全員協議会とは?

  • 2017.09.10 Sunday
  • 14:48

 読者の方から「議員は、全員協議会そのものの位置づけを勉強する必要があるのでは?」とのコメントを頂きました。ので改めて調査しました。

 

 

 従来、議員の議会活動について、法律上の位置づけは地方自治法や、地方自治法に基づく条例等によって定められていました。つまり、本会議と条例によっておくことができる常任委員会(地方自治法第109条)や議会運営委員会(同法第109条の2)、特別委員会(同法110条)がそれにあたります。

 

 ところが、地方議会においては、こうした正規の議会に至るまでの間、事務事業の調整や議会の広報広聴等多くの事実上の協議の場が設けられてきました。
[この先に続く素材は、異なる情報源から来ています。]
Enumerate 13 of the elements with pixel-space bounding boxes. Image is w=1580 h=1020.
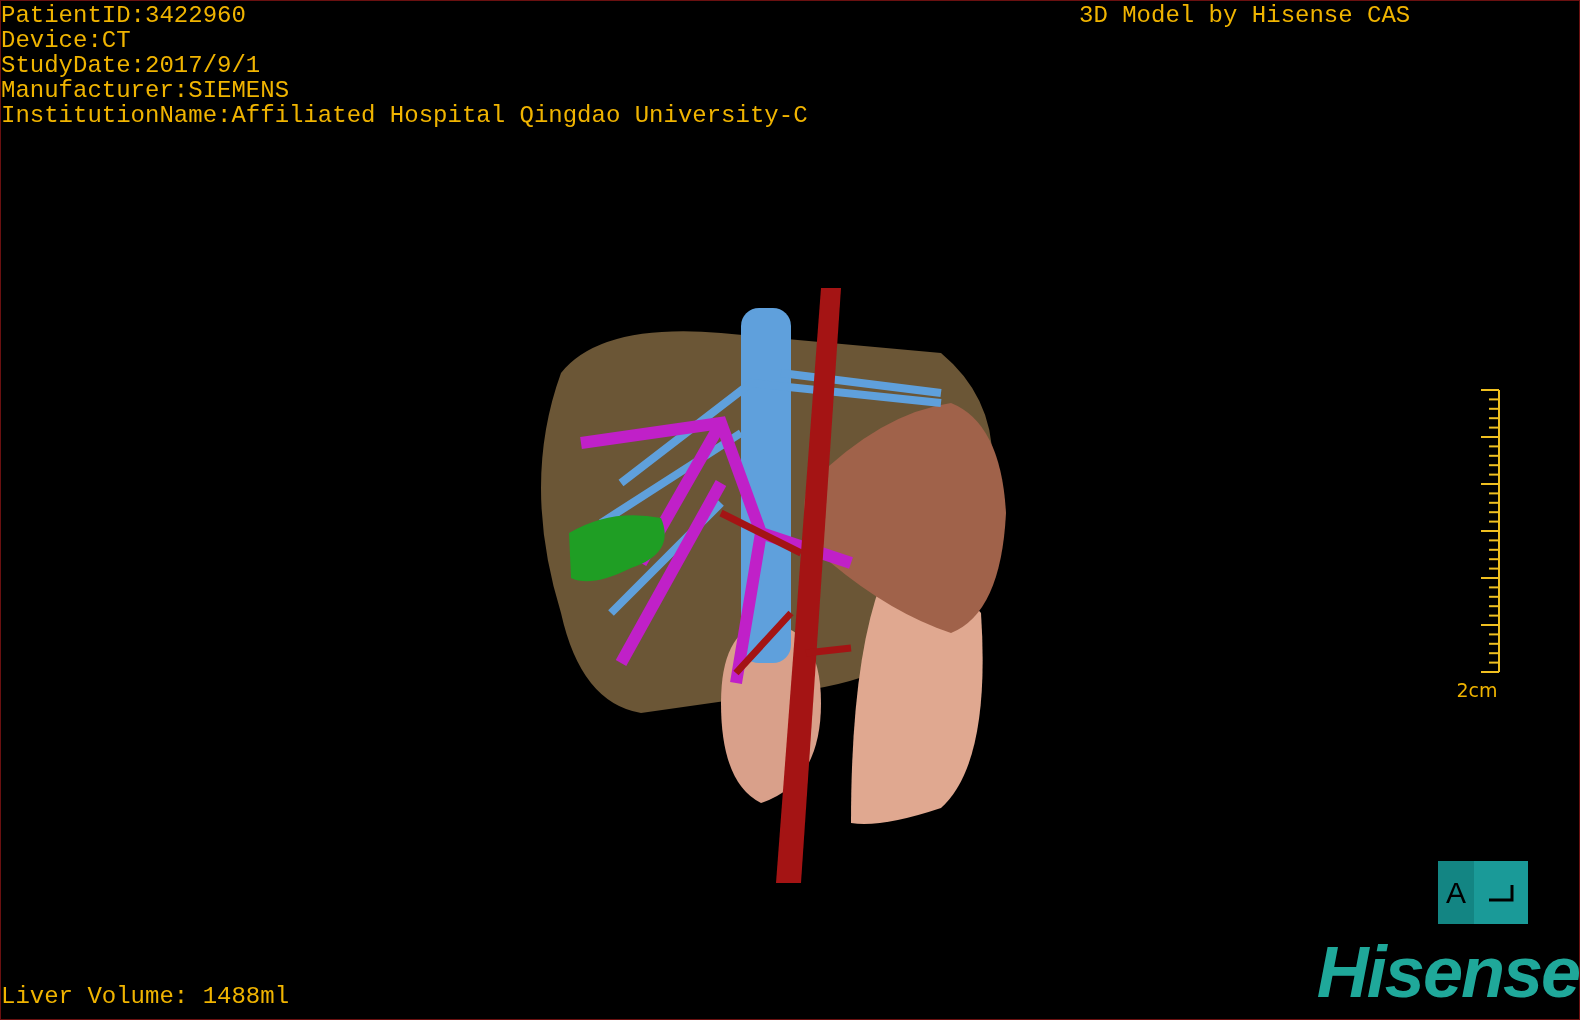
corner-icon: [1487, 882, 1515, 903]
patient-info-text: StudyDate:2017/9/1: [1, 53, 262, 78]
orientation-label: A: [1446, 875, 1466, 910]
patient-info-text: InstitutionName:Affiliated Hospital Qingdao University-C: [1, 103, 808, 128]
patient-info-text: PatientID:3422960: [1, 3, 247, 28]
scale-ruler-icon: [1479, 389, 1501, 675]
patient-info-text: Manufacturer:SIEMENS: [1, 78, 291, 103]
brand-logo: Hisense: [1316, 936, 1579, 1008]
patient-info-text: Device:CT: [1, 28, 132, 53]
orientation-cube[interactable]: A: [1438, 861, 1528, 924]
liver-volume-text: Liver Volume: 1488ml: [1, 984, 290, 1009]
scale-label: 2cm: [1456, 679, 1498, 701]
viewer-title: 3D Model by Hisense CAS: [1079, 3, 1411, 28]
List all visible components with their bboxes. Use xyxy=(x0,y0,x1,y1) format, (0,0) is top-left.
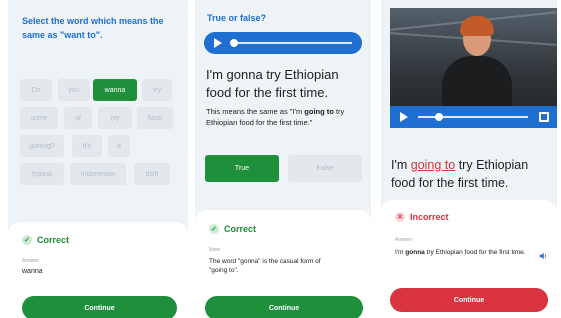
note-text: The word "gonna" is the casual form of "… xyxy=(209,258,321,274)
word-chip[interactable]: It's xyxy=(72,135,102,157)
speaker-icon[interactable] xyxy=(539,252,547,260)
answer-text: I'm gonna try Ethiopian food for the fir… xyxy=(395,248,527,257)
feedback-header: ✕ Incorrect xyxy=(395,212,449,222)
prompt-sentence: I'm gonna try Ethiopian food for the fir… xyxy=(206,67,339,100)
video-controls[interactable] xyxy=(390,106,557,128)
exercise-panel-true-false: True or false? I'm gonna try Ethiopian f… xyxy=(195,0,371,318)
statement-text: This means the same as "I'm going to try… xyxy=(206,106,366,128)
word-chip[interactable]: try xyxy=(142,79,172,101)
feedback-status: Correct xyxy=(224,224,257,234)
word-chip[interactable]: of xyxy=(64,107,92,129)
exercise-panel-word-choice: Select the word which means the same as … xyxy=(8,0,188,318)
word-chip[interactable]: some xyxy=(20,107,58,129)
feedback-status: Correct xyxy=(37,235,70,245)
note-label: Note: xyxy=(209,247,221,253)
answer-label: Answer: xyxy=(395,237,414,243)
audio-progress-track[interactable] xyxy=(232,42,352,44)
false-button[interactable]: False xyxy=(288,155,362,182)
feedback-sheet: ✕ Incorrect Answer: I'm gonna try Ethiop… xyxy=(381,200,557,318)
word-chip[interactable]: Do xyxy=(20,79,52,101)
sentence-pre: I'm xyxy=(391,158,411,172)
word-chip[interactable]: a xyxy=(108,135,130,157)
continue-button[interactable]: Continue xyxy=(390,288,548,312)
statement-text-bold: going to xyxy=(304,107,334,116)
word-chip[interactable]: typical xyxy=(20,163,64,185)
feedback-header: ✓ Correct xyxy=(209,224,256,234)
feedback-header: ✓ Correct xyxy=(22,235,69,245)
true-button[interactable]: True xyxy=(205,155,279,182)
audio-scrub-handle[interactable] xyxy=(230,39,238,47)
word-chip[interactable]: goreng? xyxy=(20,135,64,157)
x-icon: ✕ xyxy=(395,212,405,222)
word-chip[interactable]: Nasi xyxy=(137,107,173,129)
check-icon: ✓ xyxy=(22,235,32,245)
answer-label: Answer: xyxy=(22,258,41,264)
word-chip[interactable]: you xyxy=(58,79,90,101)
answer-text: wanna xyxy=(22,268,43,275)
audio-player[interactable] xyxy=(204,32,362,54)
video-player[interactable] xyxy=(390,8,557,128)
word-chip[interactable]: my xyxy=(98,107,132,129)
answer-text-bold: gonna xyxy=(405,249,425,256)
video-scrub-handle[interactable] xyxy=(435,113,443,121)
statement-text-pre: This means the same as "I'm xyxy=(206,107,305,116)
speaker-hair xyxy=(460,16,494,36)
feedback-sheet: ✓ Correct Note: The word "gonna" is the … xyxy=(195,210,371,318)
prompt-sentence: I'm going to try Ethiopian food for the … xyxy=(391,156,553,192)
feedback-sheet: ✓ Correct Answer: wanna Continue xyxy=(8,222,188,318)
exercise-panel-video: I'm going to try Ethiopian food for the … xyxy=(381,0,557,318)
check-icon: ✓ xyxy=(209,224,219,234)
word-chip-selected[interactable]: wanna xyxy=(93,79,137,101)
play-icon[interactable] xyxy=(214,38,222,48)
question-text: Select the word which means the same as … xyxy=(22,16,164,40)
word-chip[interactable]: Indonesian xyxy=(70,163,126,185)
feedback-status: Incorrect xyxy=(410,212,449,222)
continue-button[interactable]: Continue xyxy=(22,296,177,318)
answer-text-pre: I'm xyxy=(395,249,406,256)
highlighted-phrase: going to xyxy=(410,158,456,172)
continue-button[interactable]: Continue xyxy=(205,296,363,318)
word-chip[interactable]: dish xyxy=(134,163,170,185)
fullscreen-icon[interactable] xyxy=(539,112,549,122)
play-icon[interactable] xyxy=(400,112,408,122)
answer-text-post: try Ethiopian food for the first time. xyxy=(424,249,526,256)
question-title: True or false? xyxy=(207,13,267,23)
そうした中でも、ほとんどの議会に共通する協議の場がいわゆる「全員協議会」といわれる協議の場でした。

 

 しかし、そうした議会活動の一環である全員協議会等は、地方自治法には規定されていないので、当然法的位置づけを持った会議とは言えませんでした。

 

 そこで、平成20年の地方自治法の改正において、それまでの様々な事実上の議会活動のうち、会議規則にさだめることにより地方自治法に基づく会議として制度化することができるとされました。

 

 益田市議会においても地方自治法の改正を受けて、平成20年9月益田市議会会議規則を改正し、全員協議会・委員会調査会・議会だより編集委員会・広報広聴委員会を地方自治法に基づく協議の場として位置づけました。

 

 従って、全員協議会の位置づけは、地方自治法第100条第12項を受けた、益田市議会会議規則第160条に基づく正式な議会活動の会議といえます。

 

 また、地方自治法第100条第12項の法的効果は、従来法的根拠のない議会活動の一環である全員協議会等の法的根拠を明らかにすると同時に、出席する議員の費用弁償や公務災害、また、会議に出席する職員の根拠も明確となりました。さらに言えば、今まで法的根拠のない会議の場でともすれば重要な案件が審議されていたことにもなり、改正によってより公開性、透明性も確保されることになりました。